Das Haus, in dem sich die Eigentumswohnung befindet, erwies sich als stark renovierungsbedürftig. Die Eigentumswohnung ist für nicht mehr als 100.000 DM zu verkaufen.

Die Klägerin hat die Aufnahme von Darlehen im Rahmen dieses Projektes in X. bestritten; vielmehr stünden diese Darlehen im Zusammenhang mit der Eigentumswohnung in Z..

Sie hat beantragt,

den Beklagten zu verurteilen, an sie 70.000 DM nebst 4% Zinsen seit Rechtshängigkeit zu zahlen.

Der Beklagten hat beantragt,

die Klage abzuweisen.

Durch das angefochtene Urteil hat das Amtsgericht der Klage in vollem Umfang stattgegeben.

Gegen dieses ihm am 4. November 1997 zugestellte Urteil wendet sich der Beklagte mit seiner am 3. Dezember 1997 eingelegten und nach entsprechender Verlängerung der Berufungsbegründungsfrist am 3. Februar 1998 begründeten Berufung.
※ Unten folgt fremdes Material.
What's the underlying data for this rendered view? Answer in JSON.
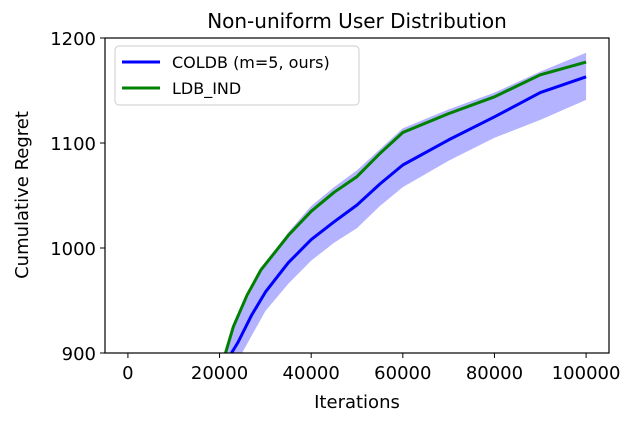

Er wiederholt zunächst sein Vorbringen aus dem ersten Rechtszug. Darüber hinaus macht er nunmehr geltend, daß in seinem Vermögen die Verbindlichkeiten die Aktivpositionen übersteigen und schon deshalb ein Zugewinnausgleichsanspruch nicht bestehe.

Der Beklagte beantragt,

das angefochtene Urteil abzuändern und die Klage abzuweisen.

Die Klägerin beantragt,

die Berufung zurückzuweisen.

Sie verteidigt das angefochtene Urteil unter Wiederholung ihres erstinstanzlichen Vorbringens.

Entscheidungsgründe

Die Berufung des Beklagten ist zulässig und hat in der Sache Erfolg.
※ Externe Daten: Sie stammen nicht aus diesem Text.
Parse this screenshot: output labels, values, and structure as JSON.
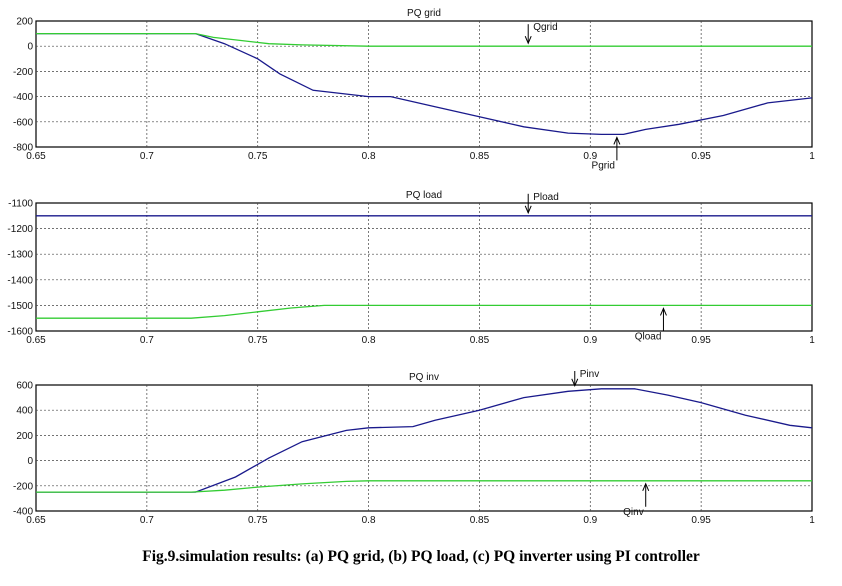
{
  "caption": "Fig.9.simulation results: (a) PQ grid, (b) PQ load, (c) PQ inverter using PI controller",
  "colors": {
    "p_series": "#1a1a8c",
    "q_series": "#33cc33",
    "axes": "#000000",
    "grid": "#444444"
  },
  "chart_data": [
    {
      "type": "line",
      "title": "PQ grid",
      "xlim": [
        0.65,
        1
      ],
      "x_ticks": [
        "0.65",
        "0.7",
        "0.75",
        "0.8",
        "0.85",
        "0.9",
        "0.95",
        "1"
      ],
      "ylim": [
        -800,
        200
      ],
      "y_ticks": [
        "200",
        "0",
        "-200",
        "-400",
        "-600",
        "-800"
      ],
      "grid": true,
      "series": [
        {
          "name": "Pgrid",
          "color": "#1a1a8c",
          "x": [
            0.65,
            0.7,
            0.722,
            0.735,
            0.75,
            0.76,
            0.775,
            0.8,
            0.81,
            0.83,
            0.85,
            0.87,
            0.89,
            0.905,
            0.915,
            0.925,
            0.94,
            0.96,
            0.98,
            1.0
          ],
          "y": [
            100,
            100,
            100,
            20,
            -100,
            -220,
            -350,
            -400,
            -400,
            -480,
            -560,
            -640,
            -690,
            -700,
            -700,
            -660,
            -620,
            -550,
            -450,
            -410
          ]
        },
        {
          "name": "Qgrid",
          "color": "#33cc33",
          "x": [
            0.65,
            0.7,
            0.722,
            0.73,
            0.74,
            0.755,
            0.77,
            0.8,
            1.0
          ],
          "y": [
            100,
            100,
            100,
            70,
            50,
            20,
            10,
            0,
            0
          ]
        }
      ],
      "annotations": [
        {
          "text": "Pgrid",
          "at": [
            0.912,
            -700
          ]
        },
        {
          "text": "Qgrid",
          "at": [
            0.872,
            0
          ]
        }
      ]
    },
    {
      "type": "line",
      "title": "PQ load",
      "xlim": [
        0.65,
        1
      ],
      "x_ticks": [
        "0.65",
        "0.7",
        "0.75",
        "0.8",
        "0.85",
        "0.9",
        "0.95",
        "1"
      ],
      "ylim": [
        -1600,
        -1100
      ],
      "y_ticks": [
        "-1100",
        "-1200",
        "-1300",
        "-1400",
        "-1500",
        "-1600"
      ],
      "grid": true,
      "series": [
        {
          "name": "Pload",
          "color": "#1a1a8c",
          "x": [
            0.65,
            1.0
          ],
          "y": [
            -1150,
            -1150
          ]
        },
        {
          "name": "Qload",
          "color": "#33cc33",
          "x": [
            0.65,
            0.72,
            0.735,
            0.75,
            0.765,
            0.78,
            0.79,
            0.8,
            1.0
          ],
          "y": [
            -1550,
            -1550,
            -1540,
            -1525,
            -1510,
            -1500,
            -1500,
            -1500,
            -1500
          ]
        }
      ],
      "annotations": [
        {
          "text": "Pload",
          "at": [
            0.872,
            -1150
          ]
        },
        {
          "text": "Qload",
          "at": [
            0.933,
            -1500
          ]
        }
      ]
    },
    {
      "type": "line",
      "title": "PQ inv",
      "xlim": [
        0.65,
        1
      ],
      "x_ticks": [
        "0.65",
        "0.7",
        "0.75",
        "0.8",
        "0.85",
        "0.9",
        "0.95",
        "1"
      ],
      "ylim": [
        -400,
        600
      ],
      "y_ticks": [
        "600",
        "400",
        "200",
        "0",
        "-200",
        "-400"
      ],
      "grid": true,
      "series": [
        {
          "name": "Pinv",
          "color": "#1a1a8c",
          "x": [
            0.65,
            0.7,
            0.722,
            0.74,
            0.755,
            0.77,
            0.79,
            0.8,
            0.82,
            0.83,
            0.85,
            0.87,
            0.89,
            0.905,
            0.92,
            0.935,
            0.95,
            0.97,
            0.99,
            1.0
          ],
          "y": [
            -250,
            -250,
            -250,
            -130,
            20,
            150,
            240,
            260,
            270,
            320,
            400,
            500,
            550,
            570,
            570,
            520,
            460,
            360,
            280,
            260
          ]
        },
        {
          "name": "Qinv",
          "color": "#33cc33",
          "x": [
            0.65,
            0.72,
            0.735,
            0.75,
            0.77,
            0.79,
            0.8,
            1.0
          ],
          "y": [
            -250,
            -250,
            -235,
            -210,
            -185,
            -165,
            -160,
            -160
          ]
        }
      ],
      "annotations": [
        {
          "text": "Pinv",
          "at": [
            0.893,
            570
          ]
        },
        {
          "text": "Qinv",
          "at": [
            0.925,
            -160
          ]
        }
      ]
    }
  ]
}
Der Klägerin steht ein Zugewinnausgleichsanspruch gemäß den §§ 1372 ff. BGB gegen den Beklagten nicht zu.

Dabei kann dahinstehen, ob der Beklagte bei Zustellung des Scheidungsantrages am 6. März 1993 einen höheren Zugewinn als die Klägerin erzielt hat und damit an sich ausgleichspflichtig gewesen wäre.

Denn gemäß § 1378 Abs. 2 BGB wird die Höhe der Ausgleichsforderung durch den Wert des Vermögens begrenzt, das nach Abzug der Verbindlichkeiten bei Beendigung des Güterstandes, also bei Rechtskraft der Scheidung, vorhanden ist. Auf diesen Umstand sind die Parteien im Senatstermin vom 2. Juni 1999 hingewiesen worden.
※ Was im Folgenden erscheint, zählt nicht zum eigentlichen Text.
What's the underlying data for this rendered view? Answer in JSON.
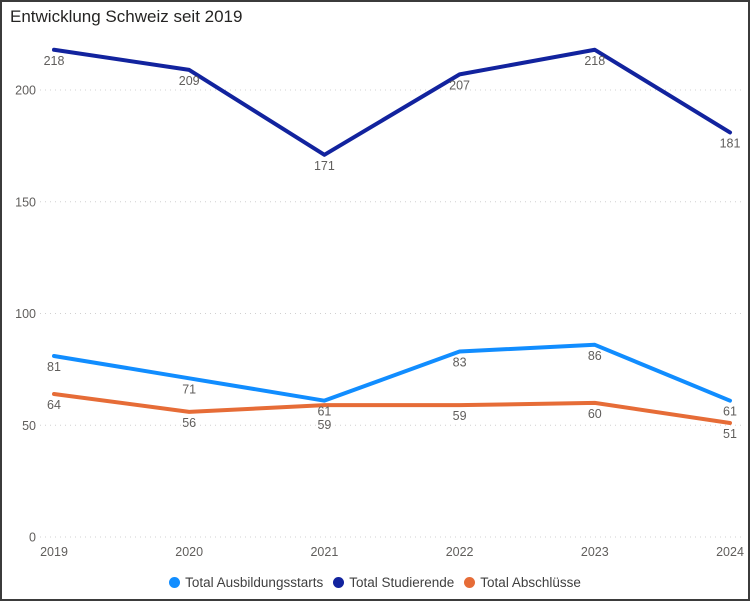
{
  "chart_data": {
    "type": "line",
    "title": "Entwicklung Schweiz seit 2019",
    "x": [
      "2019",
      "2020",
      "2021",
      "2022",
      "2023",
      "2024"
    ],
    "series": [
      {
        "name": "Total Ausbildungsstarts",
        "color": "#118DFF",
        "values": [
          81,
          71,
          61,
          83,
          86,
          61
        ]
      },
      {
        "name": "Total Studierende",
        "color": "#12239E",
        "values": [
          218,
          209,
          171,
          207,
          218,
          181
        ]
      },
      {
        "name": "Total Abschlüsse",
        "color": "#E66C37",
        "values": [
          64,
          56,
          59,
          59,
          60,
          51
        ]
      }
    ],
    "y_ticks": [
      0,
      50,
      100,
      150,
      200
    ],
    "ylim": [
      0,
      225
    ],
    "xlabel": "",
    "ylabel": "",
    "grid": "horizontal-dotted",
    "legend_position": "bottom",
    "data_labels": true
  },
  "styles": {
    "background": "#FFFFFF",
    "border_color": "#3B3B3B",
    "title_color": "#252423",
    "tick_label_color": "#605E5C",
    "data_label_color": "#605E5C",
    "legend_text_color": "#404040",
    "gridline_color": "#D0D0D0"
  }
}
Daraufhin hat der Beklagte unter Vorlage von Nachweisen eine Aufstellung seines Vermögens zum 19. September 1994 (Rechtskraft der Ehescheidung) vorgelegt. Danach übersteigt sein Passivvermögen das Aktivvermögen.

Diesem Vorbringen ist die Klägerin nicht mehr entgegengetreten.

Im einzelnen gilt folgendes:

(wird ausgeführt)....

Damit stehen den Aktiva von 373.434,40 DM Passiva von 513.456,43 DM gegenüber. Der Beklagte ist damit mit 140.022,03 DM überschuldet.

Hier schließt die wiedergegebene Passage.